Difficulties encountered developing real-world based database - what to change, what to keep?

Hi there

I have very basic questions.

I am developing a binary classifier.

It is for use in a real-world industrial application to identify damage inside a large, inaccessible structure. The classes are ‘healthy’ and ‘damage’. I have data for both classes in the form of wideangle still images and cropped details from them.

Obviously damage only occurs within a part of an otherwise healthy frame. The data has been gathered using a system that provides variation-free images (no angle, focus variation, limited exposure variation – proximity is the only variable apart from the individual subject matter itself). Both classes are comprised, in visual terms, of various material textures.

So far I have built 2 versions of a database and tested them using the jetson-inference tutorials in order to make basic decisions like choice of pretrained model and balance of full-frame vs. detail images across the two classes. I hope to take the material to the next stage using the TAO toolkit.

I have tried GoogleNet, ResNet18, ResNet34, ResNet50.

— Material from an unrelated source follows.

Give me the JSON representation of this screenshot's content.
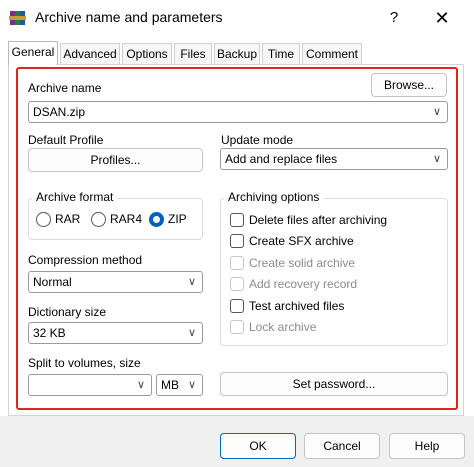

Despite more than 2 months work I have not achieved any significant progress. I built the first database to 1,000 images and its confusion matrix stubbornly remained at (true positive x true negative) = (false positive x false negative), despite varying accuracy for ‘best model’ at the validation stage. It resulted in an 80% ‘damage’ inference. This never varied throughout the build.

The size of the first database became an unwelcome barrier to further development in the light of the lack of progress. I stripped down the material and only used one type of damage in the ‘damage’ class in a second database.

The results using the new database are essentially the same as before with the only difference being that 80% is now a ‘healthy’ inference.

I have kept records of the results of each 100 epoch training run.

My questions:
• should I be looking at a different backbone architecture for my user case?
• should I be using a more complicated detection/classification process?
• there are currently more wide frame images in the ‘healthy’ class and more detail images in the ‘damage’ class in the database, with a mix in both and the two classes are otherwise balanced. Is this good practice? Is there a better way?
• or, does anyone have any advice please?

I am using the 4 Gb Nano devkit and additional swap

Thank you and apologies for the long question.